Para cuando Leonardo llegó a él, el muchacho estaba casi inconsciente. Yacía entre dos rocas dentadas, con la cabeza hacia atrás, la columna retorcida y las piernas y los brazos abiertos.
—¿Dónde sientes dolor? —preguntó Leonardo. Niccolò se arrodilló al lado de Tista; su rostro estaba pálido, como si le hubieran extraído toda la sangre.
—No siento dolor, maestro. Por favor, no te enfades conmigo. —Niccolò cogió su mano.
—No estoy enfadado, Tista. Pero, ¿por qué lo has hecho?
—Todas las noches sueño que estoy volando. En tu invento, Leonardo. En ese mismo. No he podido evitarlo. Tenía planeado cómo iba a hacerlo. —Sonrió débilmente—. Y lo he hecho.
—Desde luego que sí —susurró Leonardo.
Tista tembló.
—¿Niccolò...?
—Estoy aquí.
—No puedo ver muy bien. Veo el cielo, creo.

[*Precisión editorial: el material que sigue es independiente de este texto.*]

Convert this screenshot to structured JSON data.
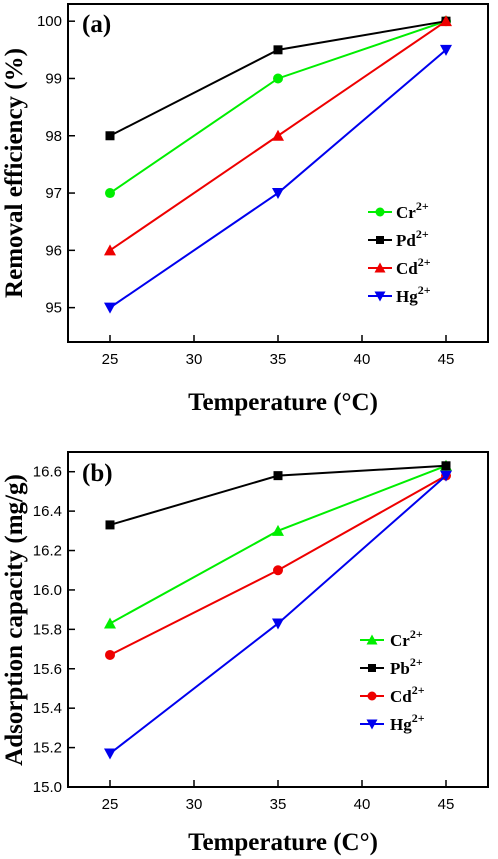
{
  "chart_data": [
    {
      "type": "line",
      "panel_label": "(a)",
      "xlabel": "Temperature (°C)",
      "ylabel": "Removal efficiency (%)",
      "x": [
        25,
        35,
        45
      ],
      "xticks": [
        25,
        30,
        35,
        40,
        45
      ],
      "xlim": [
        22.5,
        47.5
      ],
      "yticks": [
        95,
        96,
        97,
        98,
        99,
        100
      ],
      "ylim": [
        94.4,
        100.3
      ],
      "grid": false,
      "legend": "center-right",
      "series": [
        {
          "name": "Cr",
          "sup": "2+",
          "color": "#00ee00",
          "marker": "circle",
          "values": [
            97,
            99,
            100
          ]
        },
        {
          "name": "Pd",
          "sup": "2+",
          "color": "#000000",
          "marker": "square",
          "values": [
            98,
            99.5,
            100
          ]
        },
        {
          "name": "Cd",
          "sup": "2+",
          "color": "#ee0000",
          "marker": "triangle-up",
          "values": [
            96,
            98,
            100
          ]
        },
        {
          "name": "Hg",
          "sup": "2+",
          "color": "#0000ee",
          "marker": "triangle-down",
          "values": [
            95,
            97,
            99.5
          ]
        }
      ]
    },
    {
      "type": "line",
      "panel_label": "(b)",
      "xlabel": "Temperature (C°)",
      "ylabel": "Adsorption capacity (mg/g)",
      "x": [
        25,
        35,
        45
      ],
      "xticks": [
        25,
        30,
        35,
        40,
        45
      ],
      "xlim": [
        22.5,
        47.5
      ],
      "yticks": [
        15.0,
        15.2,
        15.4,
        15.6,
        15.8,
        16.0,
        16.2,
        16.4,
        16.6
      ],
      "ylim": [
        15.0,
        16.7
      ],
      "grid": false,
      "legend": "lower-right",
      "series": [
        {
          "name": "Cr",
          "sup": "2+",
          "color": "#00ee00",
          "marker": "triangle-up",
          "values": [
            15.83,
            16.3,
            16.63
          ]
        },
        {
          "name": "Pb",
          "sup": "2+",
          "color": "#000000",
          "marker": "square",
          "values": [
            16.33,
            16.58,
            16.63
          ]
        },
        {
          "name": "Cd",
          "sup": "2+",
          "color": "#ee0000",
          "marker": "circle",
          "values": [
            15.67,
            16.1,
            16.58
          ]
        },
        {
          "name": "Hg",
          "sup": "2+",
          "color": "#0000ee",
          "marker": "triangle-down",
          "values": [
            15.17,
            15.83,
            16.58
          ]
        }
      ]
    }
  ]
}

Niccolò miró a Leonardo, que desvió la mirada.
—¿Leonardo?
—Sí, Tista, estoy aquí.
—Cuando he empezado a caer, he sabido qué es lo que era.
—¿Qué has sabido? —Leonardo permitió que Niccolò intentara poner más cómodo a su amigo, pero no podía hacerse gran cosa. Tista tenía la columna partida y una costilla rota le había atravesado la piel.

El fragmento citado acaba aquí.